Sondheim himself sings in HBO's 'Six by Sondheim'
NEW YORK — At age 9, America Ferrera came across a videotape that changed her life.
It was the 1993 TV movie of the musical “Gypsy” starring Bette Midler with music by Jule Styne and lyrics by Stephen Sondheim.
“I probably played that VHS 500 times. Maybe more. I learned every lyric, every breath, every pause,” the “Ugly Betty” and “The Good Wife” actress said. “It was then that I decided what I wanted to be when I grew up — I wanted to be Bette Midler.”
[PHOTO: This photo provided by HBO shows, from left, James Lapine, Stephen Sondheim, seated, second left, Jackie Hoffman, America Ferrera, Darren Criss, Laura Osnes, and Jeremy Jordan from the HBO documentary, "Six by Sondheim." The documentary airs Monday, Dec. 9, 2013, on HBO at 9 p.m. ET. (AP Photo/HBO, Matthu Place)]
Alas, that was not to be, but imagine Ferrera’s surprise when she got an offer to audition for a singing part in a new documentary about Sondheim, whose landmark musicals include “West Side Story,” “Company” and “Sweeney Todd.”
“My first thought was, ‘Never! I will never go in and sing for Stephen Sondheim. That sounds like a nightmare.’ And then I thought, ‘You know, if I’m going to be rejected by anyone in musical theater, it should be by Stephen Sondheim.’”
Ferrera won the part, and listening to her sing is a highlight of the intriguing documentary “Six by Sondheim,” which airs at 9 p.m. today on HBO.
Directed by longtime Sondheim collaborator James Lapine, the film uses dozens of TV interviews of the revolutionary composer spanning 50 years to tell his story through six of his songs.
“We didn’t really any of us want to do a very conventional autobiographical documentary on him, so this is what we hit upon,” Lapine said.
“I think the idea from the get-go was to try and see if we (could) make a movie with him being the only one who speaks.”
The interviews are mostly appearances on TV chat shows over the years augmented by some 20 hours of conversation that Lapine recorded three years ago for Sondheim’s 80th birthday.
The six songs featured — “Something’s Coming,” “Opening Doors,” “Send in the Clowns,” “I’m Still Here,” “Being Alive” and “Sunday” — are presented either as archival recordings or new performances.
That’s where Ferrera came in. She teamed up with Jeremy Jordan and Darren Criss to perform “Opening Doors,” a touching song from “Merrily We Roll Along” about three young artists hoping for their big breaks.
One other distinguished person helped them out: Stephen Sondheim. That’s right, the master himself sang the part of a skeptical musical theater producer. (“There’s not a tune you can hum,” he grouses in it.)
Jordan, a rising star who has appeared on TV in “Smash” and on Broadway in “Newsies,” met Sondheim for the first time during the three-day shoot seven months ago and calls him “brilliant.”

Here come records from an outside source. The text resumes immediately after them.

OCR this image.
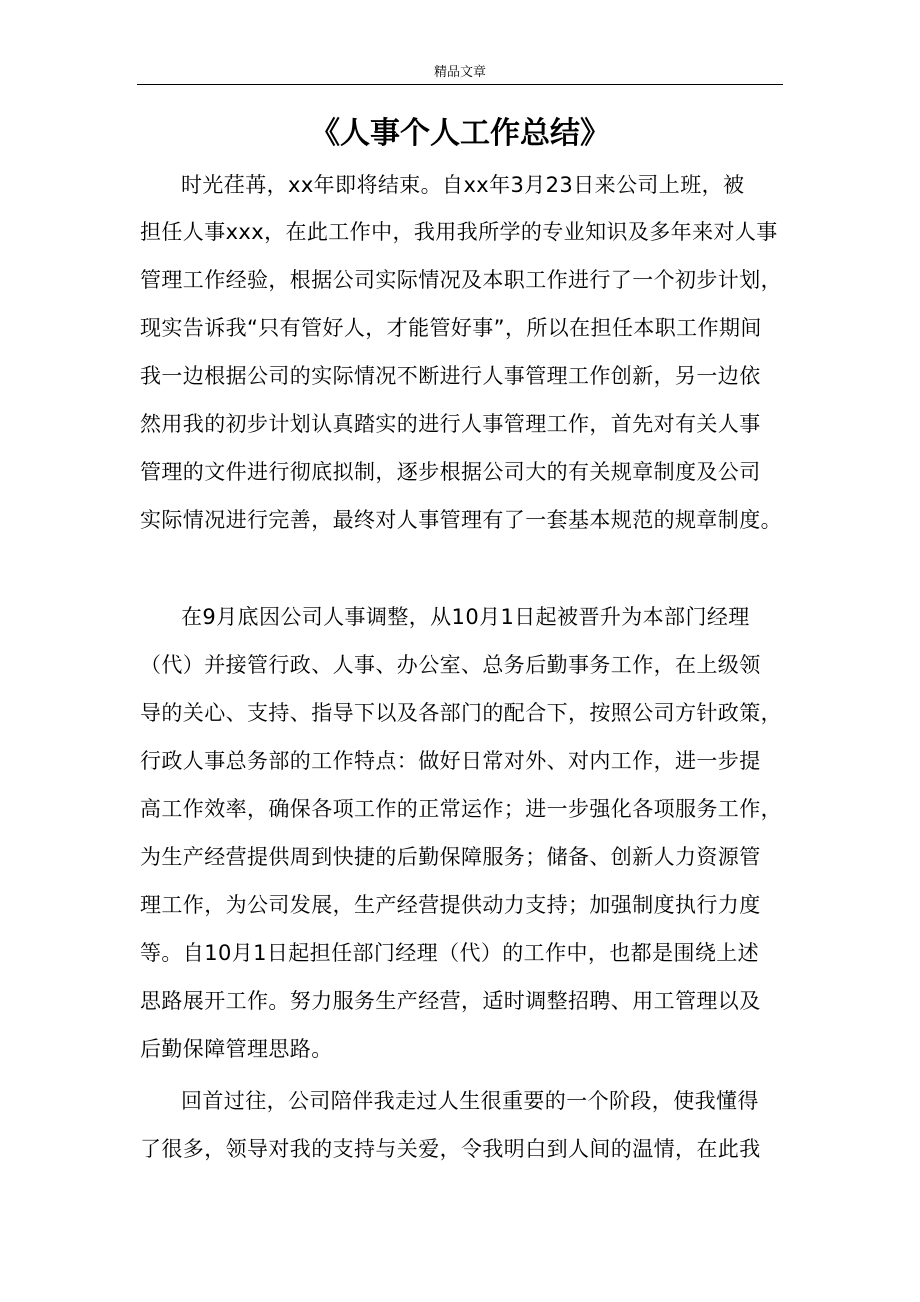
精品文章
《人事个人工作总结》
时光荏苒，xx年即将结束。自xx年3月23日来公司上班，被
担任人事xxx，在此工作中，我用我所学的专业知识及多年来对人事
管理工作经验，根据公司实际情况及本职工作进行了一个初步计划，
现实告诉我“只有管好人，才能管好事”，所以在担任本职工作期间
我一边根据公司的实际情况不断进行人事管理工作创新，另一边依
然用我的初步计划认真踏实的进行人事管理工作，首先对有关人事
管理的文件进行彻底拟制，逐步根据公司大的有关规章制度及公司
实际情况进行完善，最终对人事管理有了一套基本规范的规章制度。
在9月底因公司人事调整，从10月1日起被晋升为本部门经理
（代）并接管行政、人事、办公室、总务后勤事务工作，在上级领
导的关心、支持、指导下以及各部门的配合下，按照公司方针政策，
行政人事总务部的工作特点：做好日常对外、对内工作，进一步提
高工作效率，确保各项工作的正常运作；进一步强化各项服务工作，
为生产经营提供周到快捷的后勤保障服务；储备、创新人力资源管
理工作，为公司发展，生产经营提供动力支持；加强制度执行力度
等。自10月1日起担任部门经理（代）的工作中，也都是围绕上述
思路展开工作。努力服务生产经营，适时调整招聘、用工管理以及
后勤保障管理思路。
回首过往，公司陪伴我走过人生很重要的一个阶段，使我懂得
了很多，领导对我的支持与关爱，令我明白到人间的温情，在此我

“It was pretty fast and furious,” Jordan said. “It was over before it had even begun so I don’t think I fully grasped the enormity of it while we were doing it, which is good because then I probably wouldn’t be able to perform as well.”

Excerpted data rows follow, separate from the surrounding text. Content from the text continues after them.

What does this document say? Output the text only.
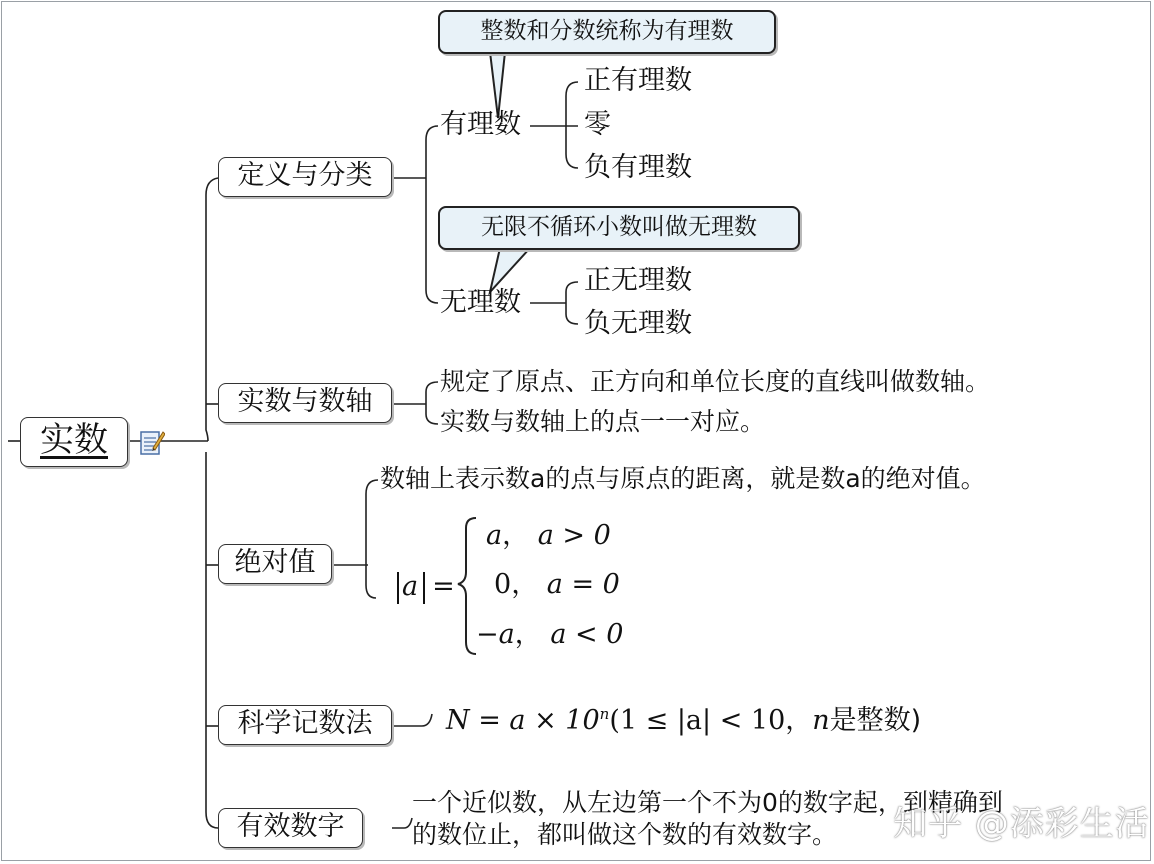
整数和分数统称为有理数
无限不循环小数叫做无理数
实数
定义与分类
实数与数轴
绝对值
科学记数法
有效数字
有理数
正有理数
零
负有理数
无理数
正无理数
负无理数
规定了原点、正方向和单位长度的直线叫做数轴。
实数与数轴上的点一一对应。
数轴上表示数a的点与原点的距离，就是数a的绝对值。
a =
a， a > 0
0， a = 0
−a， a < 0
$N = a \times 10^n(1 \le |a| < 10$，n是整数)
一个近似数，从左边第一个不为0的数字起，到精确到
的数位止，都叫做这个数的有效数字。 知乎 @添彩生活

How did Lapine persuade Sondheim to sing a song he wrote? He just called up his old friend and collaborator and asked. “I think there was an enormous pause at the other end of the line and he finally said, ‘OK,’” Lapine said. “He was so trusting.”
Other performers who sing in the documentary include Audra McDonald, Jackie Hoffman, Laura Osnes and Jarvis Cocker. “I feel I was lucky enough to be just inside the Sondheim loop to be asked to be a part of it,” said Osnes, who stars in “Rodgers + Hammerstein’s Cinderella.”
Viewers may learn some intimate details about Sondheim: He likes to compose lying down and sometimes enjoys a cocktail to loosen up as he writes. His rough, solitary childhood is also explored, including a shocking letter he received from his mother telling him that she regretted giving birth to him.
While some personal details make Sondheim blush, he says they lead to a fuller understanding.
“You don’t want to just have baby pictures of yourself and how cute you are,” he said. “You have to show who you are.”
One thing Sondheim noticed while watching interviews of himself over the years is his image as an angry man in the 1970s, his hair long and his resentment on full show.
“I’d forgotten how sour I was,” Sondheim says with a laugh. “I truly had forgotten that period of my life where I was really down on everything. So that was interesting to see.”